An environmental assessment and caregiver training are necessary to allow Mr. P to function safely and comfortably. Mr. P’s shuffling gait and tremors are persistent risk factors for a fall, so both the use of assistive devices and a safe environmental setting/layout will assist in overall safety and fall prevention strategies.
The layout of Mr. P’s bedroom and living room should be as similar as possible to a typical home setting, which may help him more safely maneuver within the space. Because Mr. P has a history of multiple falls at home, he must be taught how to use a call button to call for assistance and how to use a walker appropriately for support. The instruction and education should emphasize how to break and recover from a fall, which will minimize his fall-related injuries. Mr. P and his caregivers should be educated on the signs and symptoms of dizziness and orthostatic hypotension, as well as their causes — such as avoiding ascending or changing a position too quickly.
Based on Mr. P’s functional assessment results, the occupational therapist (OT) will recommend and provide adaptive equipment and assistive devices to facilitate his independence in feeding, grooming/hygiene, dressing, toileting, and safe bathing. If swallowing difficulty is an issue, the OT can reinforce the importance of upright sitting and safe swallowing strategies.
The OT will also provide education and training on exercise to Mr. P and his caregivers. For example, facilitating elbow/wrist extension/arm swinging and minimizing any forward tilt of the trunk, stooped posture, or rigidity. Hand exercise programs can focus on his bilateral hand coordinative activity, such as buttoning/unbuttoning or shoe lacing. Mr. P should ensure he is well-rested before exercise/activity.
Dr. Resnick is the Sonya Ziporkin Gershowitz Chair in Gerontology at the University of Maryland School of Nursing in Baltimore. She is also a member of the Editorial Advisory Board for Caring for the Ages.
Ms. Hector is an author, speaker, and educator specializing in clinical operations for the interdisciplinary team, process improvement and statistical theory, risk management and end-of-life care, and palliative care, among other topics. She is associate editor and a member of the Editorial Advisory Board for Caring for the Ages.

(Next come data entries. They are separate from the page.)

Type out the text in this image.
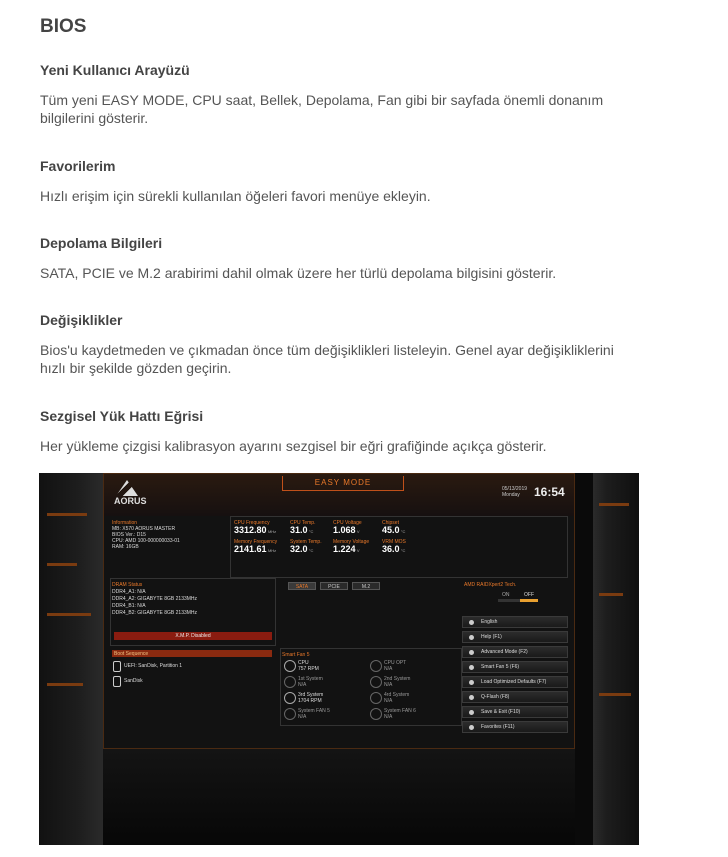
BIOS
Yeni Kullanıcı Arayüzü

Tüm yeni EASY MODE, CPU saat, Bellek, Depolama, Fan gibi bir sayfada önemli donanım bilgilerini gösterir.

Favorilerim

Hızlı erişim için sürekli kullanılan öğeleri favori menüye ekleyin.

Depolama Bilgileri

SATA, PCIE ve M.2 arabirimi dahil olmak üzere her türlü depolama bilgisini gösterir.

Değişiklikler

Bios'u kaydetmeden ve çıkmadan önce tüm değişiklikleri listeleyin. Genel ayar değişikliklerini hızlı bir şekilde gözden geçirin.

Sezgisel Yük Hattı Eğrisi

Her yükleme çizgisi kalibrasyon ayarını sezgisel bir eğri grafiğinde açıkça gösterir.

EASY MODE
AORUS
05/13/2019
Monday	16:54
Information
MB: X570 AORUS MASTER
BIOS Ver.: D15
CPU: AMD 100-000000033-01
RAM: 16GB
CPU Frequency
3312.80 MHz
CPU Temp.
31.0 °C
CPU Voltage
1.068 V
Chipset
45.0 °C
Memory Frequency
2141.61 MHz
System Temp.
32.0 °C
Memory Voltage
1.224 V
VRM MOS
36.0 °C
DRAM Status
DDR4_A1: N/A
DDR4_A2: GIGABYTE 8GB 2133MHz
DDR4_B1: N/A
DDR4_B2: GIGABYTE 8GB 2133MHz
X.M.P. Disabled
Boot Sequence
UEFI: SanDisk, Partition 1
SanDisk
SATA	PCIE	M.2
Smart Fan 5
CPU
757 RPM
CPU OPT
N/A
1st System
N/A
2nd System
N/A
3rd System
1704 RPM
4rd System
N/A
System FAN 5
N/A
System FAN 6
N/A
AMD RAIDXpert2 Tech.
ON	OFF
English
Help (F1)
Advanced Mode (F2)
Smart Fan 5 (F6)
Load Optimized Defaults (F7)
Q-Flash (F8)
Save & Exit (F10)
Favorites (F11)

Is The interdisciplinary approach was critical in this very complicated case, which required communication and coordination. All team members were focused on optimizing Mr. P’s safety and function to help him remain in the assisted living community.
Changes in medications would be followed with assessment.
Physical activity would be modified with the goal of slowly decreasing Mr. P’s orthostatic hypotension while maintaining his blood pressure at a reasonable level and optimizing his function with strengthening and balance exercises.
Activities would incorporate strategies to increase his strength, including movement with music and chair yoga, with Mrs. P encouraged to participate to provide a shared experience.
Social work would explore the impact of recent life events on Mr. P’s emotional well-being using the PC-PTSD-5 and the PHQ-9, while advocating for his values and preferences and supporting the family as they explore alternate living arrangements if indicated. Social work would also facilitate advance care planning discussions.